Vivi Sundberg comprendió su vacilación.

– Ya he hablado con Robertsson -la tranquilizó-. Su única objeción fue que nos dejases un recibo.

– Por lo que me dio tiempo de leer, vi que había información sobre los trabajadores chinos que colaboraron en la construcción del ferrocarril en Estados Unidos.

– ¿En la década de 1860? De eso hace ya ciento cincuenta años.

Vivi Sundberg dejó sobre la mesa una bolsa con los diarios y sacó del bolsillo un recibo que Birgitta Roslin se avino a firmar.

Vivi Sundberg la acompañó a la recepción. Se despidieron ante la puerta de cristal. Birgitta Roslin le preguntó cuándo se celebraría la rueda de prensa.

– A las dos. Dentro de cuatro horas. Si tienes la credencial de periodista, podrás entrar.
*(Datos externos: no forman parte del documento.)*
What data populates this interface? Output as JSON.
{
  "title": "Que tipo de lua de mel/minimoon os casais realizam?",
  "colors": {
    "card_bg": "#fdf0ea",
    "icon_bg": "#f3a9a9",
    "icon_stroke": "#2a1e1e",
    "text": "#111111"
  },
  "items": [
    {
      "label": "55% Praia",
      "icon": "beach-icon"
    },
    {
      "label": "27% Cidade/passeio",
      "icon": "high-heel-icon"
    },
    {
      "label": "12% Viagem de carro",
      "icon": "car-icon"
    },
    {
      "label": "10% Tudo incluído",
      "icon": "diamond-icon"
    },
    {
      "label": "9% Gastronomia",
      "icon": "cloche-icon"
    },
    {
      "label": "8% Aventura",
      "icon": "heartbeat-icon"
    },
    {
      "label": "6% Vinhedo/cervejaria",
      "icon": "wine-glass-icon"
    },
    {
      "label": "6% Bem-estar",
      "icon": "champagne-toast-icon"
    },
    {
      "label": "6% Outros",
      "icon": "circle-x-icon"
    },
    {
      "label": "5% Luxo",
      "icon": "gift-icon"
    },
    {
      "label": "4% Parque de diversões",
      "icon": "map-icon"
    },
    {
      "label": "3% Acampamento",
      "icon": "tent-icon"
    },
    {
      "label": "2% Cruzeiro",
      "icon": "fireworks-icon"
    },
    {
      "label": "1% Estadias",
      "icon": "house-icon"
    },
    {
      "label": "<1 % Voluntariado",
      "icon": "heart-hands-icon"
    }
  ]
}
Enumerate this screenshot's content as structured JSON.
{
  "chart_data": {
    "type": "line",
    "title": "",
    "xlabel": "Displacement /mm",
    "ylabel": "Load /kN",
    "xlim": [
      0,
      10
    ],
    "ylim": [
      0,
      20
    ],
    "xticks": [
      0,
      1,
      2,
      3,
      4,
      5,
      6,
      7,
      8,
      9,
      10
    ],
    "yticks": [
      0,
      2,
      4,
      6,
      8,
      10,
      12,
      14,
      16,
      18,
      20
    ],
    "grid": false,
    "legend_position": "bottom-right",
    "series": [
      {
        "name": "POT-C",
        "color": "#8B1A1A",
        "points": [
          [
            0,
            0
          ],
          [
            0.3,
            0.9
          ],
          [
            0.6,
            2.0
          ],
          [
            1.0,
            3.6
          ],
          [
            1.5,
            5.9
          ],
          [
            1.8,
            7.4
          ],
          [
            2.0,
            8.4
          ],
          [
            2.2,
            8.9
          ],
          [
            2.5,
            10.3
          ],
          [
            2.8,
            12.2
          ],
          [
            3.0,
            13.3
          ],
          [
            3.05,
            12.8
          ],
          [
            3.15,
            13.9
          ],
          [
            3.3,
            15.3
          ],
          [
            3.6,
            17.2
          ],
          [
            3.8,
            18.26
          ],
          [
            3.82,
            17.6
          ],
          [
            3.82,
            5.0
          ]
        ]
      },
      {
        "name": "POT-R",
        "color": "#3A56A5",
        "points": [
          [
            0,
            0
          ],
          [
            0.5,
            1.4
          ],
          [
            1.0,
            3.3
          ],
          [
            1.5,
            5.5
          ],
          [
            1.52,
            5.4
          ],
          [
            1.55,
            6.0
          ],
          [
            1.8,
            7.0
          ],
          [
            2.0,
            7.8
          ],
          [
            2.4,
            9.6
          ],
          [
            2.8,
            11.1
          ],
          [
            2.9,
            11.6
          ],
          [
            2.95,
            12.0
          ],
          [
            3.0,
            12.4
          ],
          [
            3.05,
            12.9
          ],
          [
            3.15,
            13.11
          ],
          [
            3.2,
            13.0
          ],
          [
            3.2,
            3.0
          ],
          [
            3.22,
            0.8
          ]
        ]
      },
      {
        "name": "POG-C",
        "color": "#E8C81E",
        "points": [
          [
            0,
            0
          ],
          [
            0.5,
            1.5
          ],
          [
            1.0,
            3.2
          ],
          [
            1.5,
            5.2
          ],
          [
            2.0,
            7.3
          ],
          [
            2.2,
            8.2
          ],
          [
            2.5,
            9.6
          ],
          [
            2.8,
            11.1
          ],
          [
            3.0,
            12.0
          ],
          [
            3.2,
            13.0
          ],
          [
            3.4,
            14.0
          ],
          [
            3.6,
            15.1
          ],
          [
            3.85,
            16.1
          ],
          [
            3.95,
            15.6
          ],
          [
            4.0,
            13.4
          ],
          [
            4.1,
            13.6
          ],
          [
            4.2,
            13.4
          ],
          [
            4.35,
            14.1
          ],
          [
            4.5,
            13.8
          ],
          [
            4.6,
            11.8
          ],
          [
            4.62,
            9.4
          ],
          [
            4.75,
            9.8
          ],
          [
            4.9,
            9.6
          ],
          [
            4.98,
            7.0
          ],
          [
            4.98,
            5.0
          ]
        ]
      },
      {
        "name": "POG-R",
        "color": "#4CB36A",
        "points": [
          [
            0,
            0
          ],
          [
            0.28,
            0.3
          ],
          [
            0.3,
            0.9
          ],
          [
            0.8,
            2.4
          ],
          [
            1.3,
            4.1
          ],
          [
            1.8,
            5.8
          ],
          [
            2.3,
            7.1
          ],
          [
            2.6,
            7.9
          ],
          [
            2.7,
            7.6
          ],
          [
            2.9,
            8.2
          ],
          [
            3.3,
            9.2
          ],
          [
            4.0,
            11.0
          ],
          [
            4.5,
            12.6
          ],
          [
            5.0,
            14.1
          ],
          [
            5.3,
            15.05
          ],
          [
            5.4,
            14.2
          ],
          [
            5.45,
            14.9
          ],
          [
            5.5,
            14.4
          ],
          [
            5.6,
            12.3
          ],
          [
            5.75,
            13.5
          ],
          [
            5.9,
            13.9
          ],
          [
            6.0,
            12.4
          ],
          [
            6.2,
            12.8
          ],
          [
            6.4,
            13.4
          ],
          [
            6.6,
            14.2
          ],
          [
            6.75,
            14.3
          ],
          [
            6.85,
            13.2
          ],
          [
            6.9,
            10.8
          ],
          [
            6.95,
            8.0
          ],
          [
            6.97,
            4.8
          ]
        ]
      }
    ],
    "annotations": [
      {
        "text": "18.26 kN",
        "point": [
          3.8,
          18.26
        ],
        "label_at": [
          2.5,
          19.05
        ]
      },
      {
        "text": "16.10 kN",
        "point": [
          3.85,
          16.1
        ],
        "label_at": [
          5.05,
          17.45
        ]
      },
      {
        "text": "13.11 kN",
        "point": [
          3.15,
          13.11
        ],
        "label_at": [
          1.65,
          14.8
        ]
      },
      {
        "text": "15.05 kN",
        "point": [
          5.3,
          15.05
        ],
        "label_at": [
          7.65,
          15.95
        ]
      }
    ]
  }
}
Son muchos los que quieren asistir y aquí no disponemos de locales lo suficientemente amplios para ello. Es un crimen descomunal para un pueblo tan pequeño.

– Espero que hayáis dado con una pista segura.

Vivi Sundberg reflexionó un instante antes de responder.

– Sí -dijo al fin-. Creo que estamos a punto de resolver esta terrible matanza. -Asintió despacio, como para confirmar sus propias palabras-. Además -añadió-, ahora sabemos que todos los habitantes del pueblo eran familia. Todos los asesinados. Existían entre ellos lazos de parentesco.